On Feb 9, 2008 2:29 PM, Francesc Altet <faltet@carabos.com> wrote:
Chuck,

One more thing on this.  I've been doing some benchmarking with my
opt_memcpy() macro in the quicksort_string function, and I should say
that while it is definitely more efficient than my system memcpy for
small values of n (the number of bytes to copy), this doesn't keep true
for all values of n.  For example, for n<16, opt_memcpy() can be more
than 4x faster than system memcpy (and this is why I naively thought
that it would be faster in general).  However, for n>80, memcpy beats
opt_memcpy between a 25% and 100% (depending on whether n is divisible
by 2, 4 or 8).  This is on my Linux system (Ubuntu 7.10), but perhaps
with Windows the behaviour can be different.

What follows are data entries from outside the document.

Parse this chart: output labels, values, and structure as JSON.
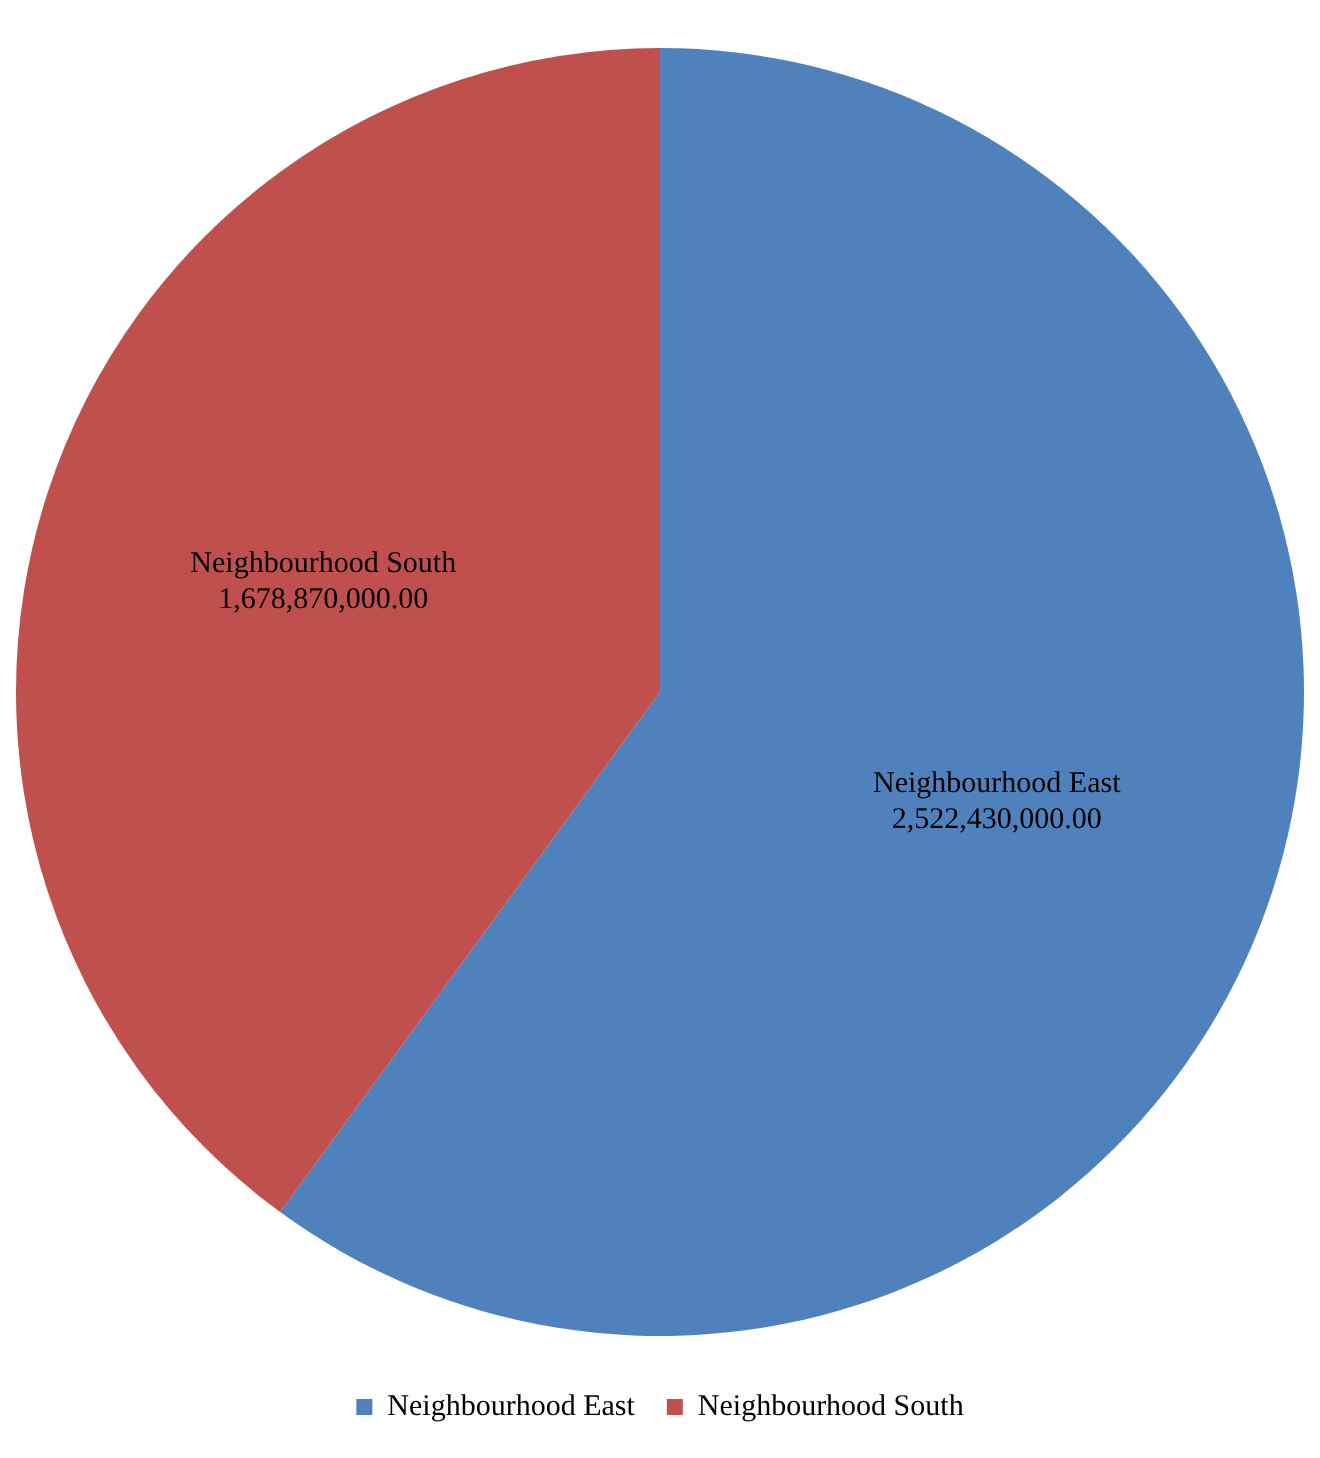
{
  "chart_data": {
    "type": "pie",
    "categories": [
      "Neighbourhood East",
      "Neighbourhood South"
    ],
    "values": [
      2522430000,
      1678870000
    ],
    "colors": [
      "#4f81bd",
      "#c0504d"
    ],
    "value_labels": [
      "2,522,430,000.00",
      "1,678,870,000.00"
    ],
    "legend": "bottom"
  }
}
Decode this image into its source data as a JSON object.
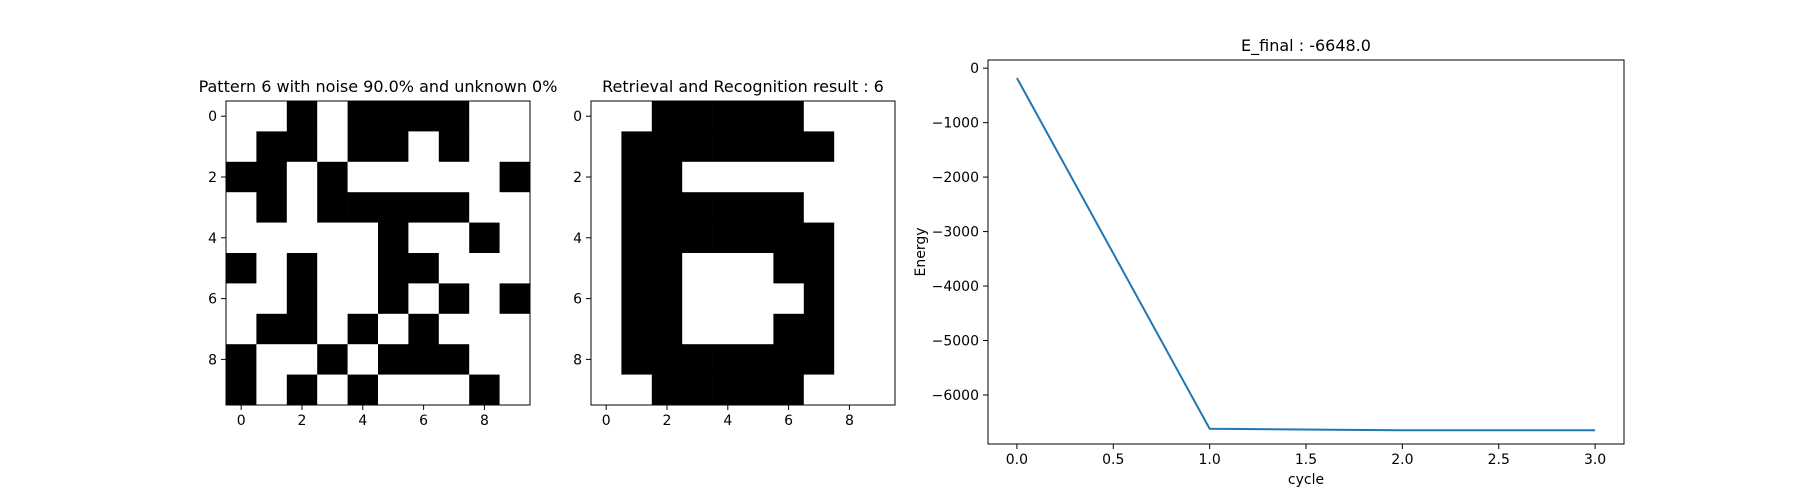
{
  "chart_data": [
    {
      "type": "heatmap",
      "title": "Pattern 6 with noise 90.0% and unknown 0%",
      "xticks": [
        "0",
        "2",
        "4",
        "6",
        "8"
      ],
      "yticks": [
        "0",
        "2",
        "4",
        "6",
        "8"
      ],
      "grid": [
        [
          0,
          0,
          1,
          0,
          1,
          1,
          1,
          1,
          0,
          0
        ],
        [
          0,
          1,
          1,
          0,
          1,
          1,
          0,
          1,
          0,
          0
        ],
        [
          1,
          1,
          0,
          1,
          0,
          0,
          0,
          0,
          0,
          1
        ],
        [
          0,
          1,
          0,
          1,
          1,
          1,
          1,
          1,
          0,
          0
        ],
        [
          0,
          0,
          0,
          0,
          0,
          1,
          0,
          0,
          1,
          0
        ],
        [
          1,
          0,
          1,
          0,
          0,
          1,
          1,
          0,
          0,
          0
        ],
        [
          0,
          0,
          1,
          0,
          0,
          1,
          0,
          1,
          0,
          1
        ],
        [
          0,
          1,
          1,
          0,
          1,
          0,
          1,
          0,
          0,
          0
        ],
        [
          1,
          0,
          0,
          1,
          0,
          1,
          1,
          1,
          0,
          0
        ],
        [
          1,
          0,
          1,
          0,
          1,
          0,
          0,
          0,
          1,
          0
        ]
      ],
      "colors": {
        "on": "#000000",
        "off": "#ffffff"
      }
    },
    {
      "type": "heatmap",
      "title": "Retrieval and Recognition result : 6",
      "xticks": [
        "0",
        "2",
        "4",
        "6",
        "8"
      ],
      "yticks": [
        "0",
        "2",
        "4",
        "6",
        "8"
      ],
      "grid": [
        [
          0,
          0,
          1,
          1,
          1,
          1,
          1,
          0,
          0,
          0
        ],
        [
          0,
          1,
          1,
          1,
          1,
          1,
          1,
          1,
          0,
          0
        ],
        [
          0,
          1,
          1,
          0,
          0,
          0,
          0,
          0,
          0,
          0
        ],
        [
          0,
          1,
          1,
          1,
          1,
          1,
          1,
          0,
          0,
          0
        ],
        [
          0,
          1,
          1,
          1,
          1,
          1,
          1,
          1,
          0,
          0
        ],
        [
          0,
          1,
          1,
          0,
          0,
          0,
          1,
          1,
          0,
          0
        ],
        [
          0,
          1,
          1,
          0,
          0,
          0,
          0,
          1,
          0,
          0
        ],
        [
          0,
          1,
          1,
          0,
          0,
          0,
          1,
          1,
          0,
          0
        ],
        [
          0,
          1,
          1,
          1,
          1,
          1,
          1,
          1,
          0,
          0
        ],
        [
          0,
          0,
          1,
          1,
          1,
          1,
          1,
          0,
          0,
          0
        ]
      ],
      "colors": {
        "on": "#000000",
        "off": "#ffffff"
      }
    },
    {
      "type": "line",
      "title": "E_final : -6648.0",
      "xlabel": "cycle",
      "ylabel": "Energy",
      "x": [
        0,
        1,
        2,
        3
      ],
      "series": [
        {
          "values": [
            -180,
            -6620,
            -6648,
            -6648
          ],
          "color": "#1f77b4"
        }
      ],
      "xlim": [
        -0.15,
        3.15
      ],
      "ylim": [
        -6900,
        150
      ],
      "xticks": [
        0.0,
        0.5,
        1.0,
        1.5,
        2.0,
        2.5,
        3.0
      ],
      "xtick_labels": [
        "0.0",
        "0.5",
        "1.0",
        "1.5",
        "2.0",
        "2.5",
        "3.0"
      ],
      "yticks": [
        0,
        -1000,
        -2000,
        -3000,
        -4000,
        -5000,
        -6000
      ],
      "ytick_labels": [
        "0",
        "−1000",
        "−2000",
        "−3000",
        "−4000",
        "−5000",
        "−6000"
      ],
      "grid": false
    }
  ]
}
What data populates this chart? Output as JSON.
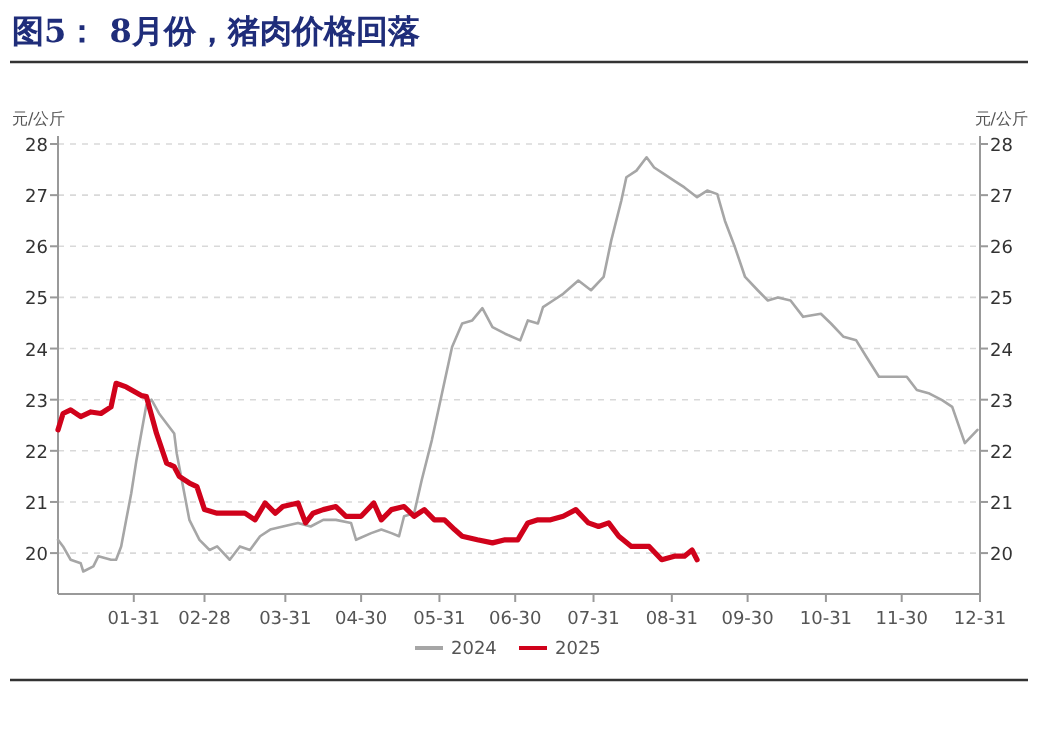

I think I would be able to come up with a routine that can offer a
balance between opt_memcpy and system memcpy, but that should take some
time.  So, until I (or anybody else) do more research on this, I think
it would be safer if you use system memcpy for string sorting in NumPy.

The memcpy in newer compilers is actually pretty good. For integers and such it sometime compiles inline using integer assignments, but I was loath to make it the default implementation until >= 4.1.x gcc became more common. However, strings might be a good place to use it.

I'm also thinking that at some point it becomes more efficient to do a indirect sort followed by take than to move all those big strings around. But I guess we won't know where that point is until we have both versions available.

Chuck